San Diego manager Bud Black said last week that it's possible that Quentin, who will start in left field, could get upwards of 60 at-bats before Opening Day on April 1.
Quentin will likely play every other day for a while, getting time in left field and also getting starts as the designated hitter.
Injured Darnell itching to get back into games
PEORIA, Ariz. -- A sore right oblique has kept James Darnell from playing in games since Feb. 25, a date he doesn't need to be reminded of.
Just how bad does Darnell, an infielder/outfielder on the 40-man roster, want to get back into a game?
"You have no idea," he said. "Sitting on the sidelines is not fun. Hopefully, I can get some at-bats soon … and have some fun."
Darnell, fighting for a bench job, can't point to a specific moment when he sustained the injury, making it even more maddening.
"I didn't feel it on one move or anything," Darnell said. "It just got intensely sore throughout the day."
Darnell took batting practice on Thursday and was to do so again on Friday, though likely in the batting cage because of inclement weather in Peoria.

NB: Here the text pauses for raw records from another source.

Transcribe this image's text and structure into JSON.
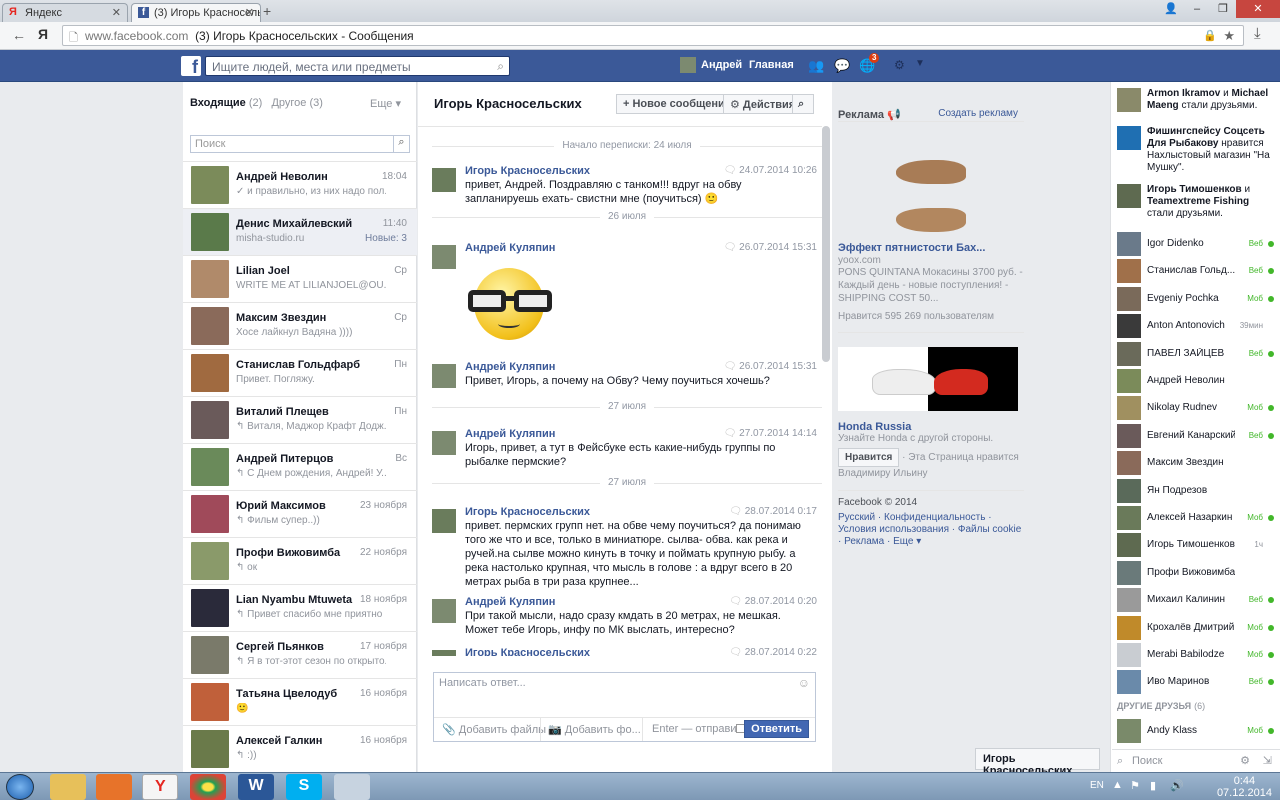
{
  "browser": {
    "tabs": [
      {
        "label": "Яндекс",
        "active": false
      },
      {
        "label": "(3) Игорь Красносельских",
        "active": true
      }
    ],
    "url_host": "www.facebook.com",
    "url_title": "(3) Игорь Красносельских - Сообщения"
  },
  "fb_header": {
    "search_placeholder": "Ищите людей, места или предметы",
    "user_name": "Андрей",
    "home_label": "Главная",
    "notifications_count": "3"
  },
  "inbox": {
    "tab_inbox": "Входящие",
    "tab_inbox_count": "(2)",
    "tab_other": "Другое",
    "tab_other_count": "(3)",
    "more_label": "Еще",
    "search_placeholder": "Поиск",
    "conversations": [
      {
        "name": "Андрей Неволин",
        "snippet": "✓ и правильно, из них надо пол...",
        "time": "18:04",
        "new": "",
        "color": "#7b8b5a"
      },
      {
        "name": "Денис Михайлевский",
        "snippet": "misha-studio.ru",
        "time": "11:40",
        "new": "Новые: 3",
        "color": "#5a7a4a"
      },
      {
        "name": "Lilian Joel",
        "snippet": "WRITE ME AT LILIANJOEL@OU...",
        "time": "Ср",
        "new": "",
        "color": "#b08a6a"
      },
      {
        "name": "Максим Звездин",
        "snippet": "Хосе лайкнул Вадяна ))))",
        "time": "Ср",
        "new": "",
        "color": "#8a6a5a"
      },
      {
        "name": "Станислав Гольдфарб",
        "snippet": "Привет. Погляжу.",
        "time": "Пн",
        "new": "",
        "color": "#a06a40"
      },
      {
        "name": "Виталий Плещев",
        "snippet": "↰ Виталя, Маджор Крафт Додж...",
        "time": "Пн",
        "new": "",
        "color": "#6a5a5a"
      },
      {
        "name": "Андрей Питерцов",
        "snippet": "↰ С Днем рождения, Андрей! У...",
        "time": "Вс",
        "new": "",
        "color": "#6a8a5a"
      },
      {
        "name": "Юрий Максимов",
        "snippet": "↰ Фильм супер..))",
        "time": "23 ноября",
        "new": "",
        "color": "#a04a5a"
      },
      {
        "name": "Профи Вижовимба",
        "snippet": "↰ ок",
        "time": "22 ноября",
        "new": "",
        "color": "#8a9a6a"
      },
      {
        "name": "Lian Nyambu Mtuweta",
        "snippet": "↰ Привет спасибо мне приятно",
        "time": "18 ноября",
        "new": "",
        "color": "#2a2a3a"
      },
      {
        "name": "Сергей Пьянков",
        "snippet": "↰ Я в тот-этот сезон по открыто...",
        "time": "17 ноября",
        "new": "",
        "color": "#7a7a6a"
      },
      {
        "name": "Татьяна Цвелодуб",
        "snippet": "🙂",
        "time": "16 ноября",
        "new": "",
        "color": "#c0603a"
      },
      {
        "name": "Алексей Галкин",
        "snippet": "↰ :))",
        "time": "16 ноября",
        "new": "",
        "color": "#6a7a4a"
      }
    ]
  },
  "thread": {
    "title": "Игорь Красносельских",
    "new_message_label": "Новое сообщение",
    "actions_label": "Действия",
    "start_label": "Начало переписки: 24 июля",
    "messages": [
      {
        "who": "Игорь Красносельских",
        "when": "24.07.2014 10:26",
        "text": "привет, Андрей. Поздравляю с танком!!! вдруг на обву запланируешь ехать- свистни мне (поучиться) 🙂"
      },
      {
        "sep": "26 июля"
      },
      {
        "who": "Андрей Куляпин",
        "when": "26.07.2014 15:31",
        "text": ""
      },
      {
        "who": "Андрей Куляпин",
        "when": "26.07.2014 15:31",
        "text": "Привет, Игорь, а почему на Обву? Чему поучиться хочешь?"
      },
      {
        "sep": "27 июля"
      },
      {
        "who": "Андрей Куляпин",
        "when": "27.07.2014 14:14",
        "text": "Игорь, привет, а тут в Фейсбуке есть какие-нибудь группы по рыбалке пермские?"
      },
      {
        "sep": "27 июля"
      },
      {
        "who": "Игорь Красносельских",
        "when": "28.07.2014 0:17",
        "text": "привет. пермских групп нет. на обве чему поучиться? да понимаю того же что и все, только в миниатюре. сылва- обва. как река и ручей.на сылве можно кинуть в точку и поймать крупную рыбу. а река настолько крупная, что мысль в голове : а вдруг всего в 20 метрах рыба  в три раза крупнее..."
      },
      {
        "who": "Андрей Куляпин",
        "when": "28.07.2014 0:20",
        "text": "При такой мысли, надо сразу кмдать в 20 метрах, не мешкая. Может тебе Игорь, инфу по МК выслать, интересно?"
      },
      {
        "who": "Игорь Красносельских",
        "when": "28.07.2014 0:22",
        "text": ""
      }
    ],
    "reply_placeholder": "Написать ответ...",
    "add_files": "Добавить файлы",
    "add_photo": "Добавить фо...",
    "enter_send": "Enter — отправить",
    "reply_button": "Ответить"
  },
  "ads": {
    "header": "Реклама",
    "create_ad": "Создать рекламу",
    "ad1_title": "Эффект пятнистости Бах...",
    "ad1_host": "yoox.com",
    "ad1_text": "PONS QUINTANA Мокасины 3700 руб. - Каждый день - новые поступления! - SHIPPING COST 50...",
    "ad1_likes": "Нравится 595 269 пользователям",
    "ad2_title": "Honda Russia",
    "ad2_text": "Узнайте Honda с другой стороны.",
    "ad2_like_button": "Нравится",
    "ad2_like_text": "· Эта Страница нравится Владимиру Ильину",
    "footer_copyright": "Facebook © 2014",
    "footer_links": "Русский · Конфиденциальность · Условия использования · Файлы cookie · Реклама · Еще ▾"
  },
  "ticker": [
    {
      "a": "Armon Ikramov",
      "mid": " и ",
      "b": "Michael Maeng",
      "rest": " стали друзьями."
    },
    {
      "a": "Фишингспейсу Соцсеть Для Рыбакову",
      "mid": " нравится ",
      "b": "",
      "rest": "Нахлыстовый магазин \"На Мушку\"."
    },
    {
      "a": "Игорь Тимошенков",
      "mid": " и ",
      "b": "Teamextreme Fishing",
      "rest": " стали друзьями."
    }
  ],
  "chat": {
    "friends": [
      {
        "name": "Igor Didenko",
        "status": "Веб",
        "online": true
      },
      {
        "name": "Станислав Гольд...",
        "status": "Веб",
        "online": true
      },
      {
        "name": "Evgeniy Pochka",
        "status": "Моб",
        "online": true
      },
      {
        "name": "Anton Antonovich",
        "status": "39мин",
        "online": false
      },
      {
        "name": "ПАВЕЛ ЗАЙЦЕВ",
        "status": "Веб",
        "online": true
      },
      {
        "name": "Андрей Неволин",
        "status": "",
        "online": false
      },
      {
        "name": "Nikolay Rudnev",
        "status": "Моб",
        "online": true
      },
      {
        "name": "Евгений Канарский",
        "status": "Веб",
        "online": true
      },
      {
        "name": "Максим Звездин",
        "status": "",
        "online": false
      },
      {
        "name": "Ян Подрезов",
        "status": "",
        "online": false
      },
      {
        "name": "Алексей Назаркин",
        "status": "Моб",
        "online": true
      },
      {
        "name": "Игорь Тимошенков",
        "status": "1ч",
        "online": false
      },
      {
        "name": "Профи Вижовимба",
        "status": "",
        "online": false
      },
      {
        "name": "Михаил Калинин",
        "status": "Веб",
        "online": true
      },
      {
        "name": "Крохалёв Дмитрий",
        "status": "Моб",
        "online": true
      },
      {
        "name": "Merabi Babilodze",
        "status": "Моб",
        "online": true
      },
      {
        "name": "Иво Маринов",
        "status": "Веб",
        "online": true
      }
    ],
    "other_friends_label": "ДРУГИЕ ДРУЗЬЯ",
    "other_friends_count": "(6)",
    "other_friend": {
      "name": "Andy Klass",
      "status": "Моб"
    },
    "search_placeholder": "Поиск",
    "open_chat_tab": "Игорь Красносельских"
  },
  "taskbar": {
    "lang": "EN",
    "time": "0:44",
    "date": "07.12.2014"
  },
  "colors": {
    "fb_blue": "#3b5998",
    "online_green": "#42b72a"
  }
}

"It's doing really good," he said. "This [rest] is just part of the process of being cautious. Hopefully, I can get back in [games] in the next few days."
• After throwing a live batting-practice session Thursday, pitcher Andrew Cashner will pitch in his first game of the spring, likely Sunday. Cashner, who came to camp behind the rest of the pitchers after December surgery to repair a lacerated tendon in his right thumb, will throw one inning when he gets into a game. "We talked about [more] BP or a simulated game, but he feels good, his body feels good," said Padres manager Bud Black.
• Black indicated that there's still plenty of time for a pitcher to emerge for the fifth spot in the rotation, even if that pitcher -- Cashner, for example -- hasn't appeared in a game yet. Tim Stauffer, a non-roster invitee, has looked very good so far. Black likes the competition. "We have starting pitching candidates who are battling," he said.